I think you will find it is illegal in the Nertherlands. 

peedee


----------



## Boff (May 10, 2005)

Hi!



firewood said:


> we are going to holland but not sure on the wild camping .has any one done this is it safe to do it .


It is illegal, and the local authorities are rather quick and efficient at fining anyone who does it nevertheless. Expect fines in the order of magnitude of about EUR 100 per night.

There is however an increasing number of aire-like places, on which you may legally spend at least one night. In my opinion the best web page about Dutch aires is CamperContact.nl. Besides these places, it is legal to stay up to 24 hours on motorway service areas, but these are not safe at all.

Best Regards,
Gerhard


----------



## foll-de-roll (Oct 29, 2007)

Hi


And what do the Dutch do? They go and Wildcamp in every other Country.
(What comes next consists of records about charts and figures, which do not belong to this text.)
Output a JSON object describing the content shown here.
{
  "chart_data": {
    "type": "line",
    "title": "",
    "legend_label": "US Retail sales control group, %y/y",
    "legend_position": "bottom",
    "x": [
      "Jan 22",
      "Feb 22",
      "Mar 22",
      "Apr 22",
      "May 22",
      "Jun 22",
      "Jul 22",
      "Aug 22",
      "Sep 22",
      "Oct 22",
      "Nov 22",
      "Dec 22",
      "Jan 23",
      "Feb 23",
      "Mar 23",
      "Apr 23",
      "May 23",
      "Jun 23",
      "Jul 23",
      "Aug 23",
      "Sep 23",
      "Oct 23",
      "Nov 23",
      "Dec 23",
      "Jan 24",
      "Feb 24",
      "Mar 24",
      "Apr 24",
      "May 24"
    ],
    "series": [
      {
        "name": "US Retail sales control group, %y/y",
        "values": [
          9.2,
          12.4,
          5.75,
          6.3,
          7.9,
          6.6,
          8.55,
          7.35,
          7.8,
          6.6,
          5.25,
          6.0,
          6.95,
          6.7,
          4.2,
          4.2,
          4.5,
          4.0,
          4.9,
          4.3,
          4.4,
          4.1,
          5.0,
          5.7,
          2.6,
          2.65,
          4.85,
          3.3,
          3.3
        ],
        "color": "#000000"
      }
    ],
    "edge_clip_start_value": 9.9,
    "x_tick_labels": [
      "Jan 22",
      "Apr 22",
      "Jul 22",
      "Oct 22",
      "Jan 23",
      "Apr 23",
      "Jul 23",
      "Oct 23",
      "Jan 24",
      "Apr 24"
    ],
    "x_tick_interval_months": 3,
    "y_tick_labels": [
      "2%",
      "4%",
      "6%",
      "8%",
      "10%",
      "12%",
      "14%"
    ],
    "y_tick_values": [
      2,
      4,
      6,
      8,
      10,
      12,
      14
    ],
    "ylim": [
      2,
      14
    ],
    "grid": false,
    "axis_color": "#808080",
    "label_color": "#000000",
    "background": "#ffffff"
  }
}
And what's more , they think they have a right to.



Andy :roll: :roll: :roll:


----------



## teemyob (Nov 22, 2005)

*Wild*

Error


----------



## teemyob (Nov 22, 2005)

*Wild*

error


----------



## teemyob (Nov 22, 2005)

*Wild*



foll-de-roll said:


> Hi
> 
> And what do the Dutch do? They go and Wildcamp in every other Country.
> 
> ...


How very true!

I saw some folk with a Dutch registered caravan on the roadside next to 4 campsites. A couple of small motorhomes had pulled over and parked for the day. The Dutch Caravaners were erecting a full awning, chairs out, table umbrella, the monty.

TM


----------



## pieterv (Feb 3, 2009)

I read on a Dutch website that the law has just been changed, and wild camping is legal now, unless specifically forbidden at a specific location.


----------



## Boff (May 10, 2005)

pieterv said:


> I read on a Dutch website that the law has just been changed, and wild camping is legal now, unless specifically forbidden at a specific location.


In theory you are right, the nationwide law against wild camping was abolished already end of 2007.

However, when the law was abolished it was left to the discretion of the local councils how to deal with it. And meanwhile they have *all* adapted their local bye-laws in a way that wild camping is forbidden again. The last local council to do that was Reimerswaal in November 2009.

So in reality wild camping in NL is now as illegal again as it was before 2008.

Best Regards,
Gerhard


----------



## pieterv (Feb 3, 2009)

Boff said:


> pieterv said:
> 
> 
> > I read on a Dutch website that the law has just been changed, and wild camping is legal now, unless specifically forbidden at a specific location.
> ...


Ah, didn't know that. Thanks for clarifying.


----------



## firewood (Mar 17, 2009)

thanks to you all for your replys


----------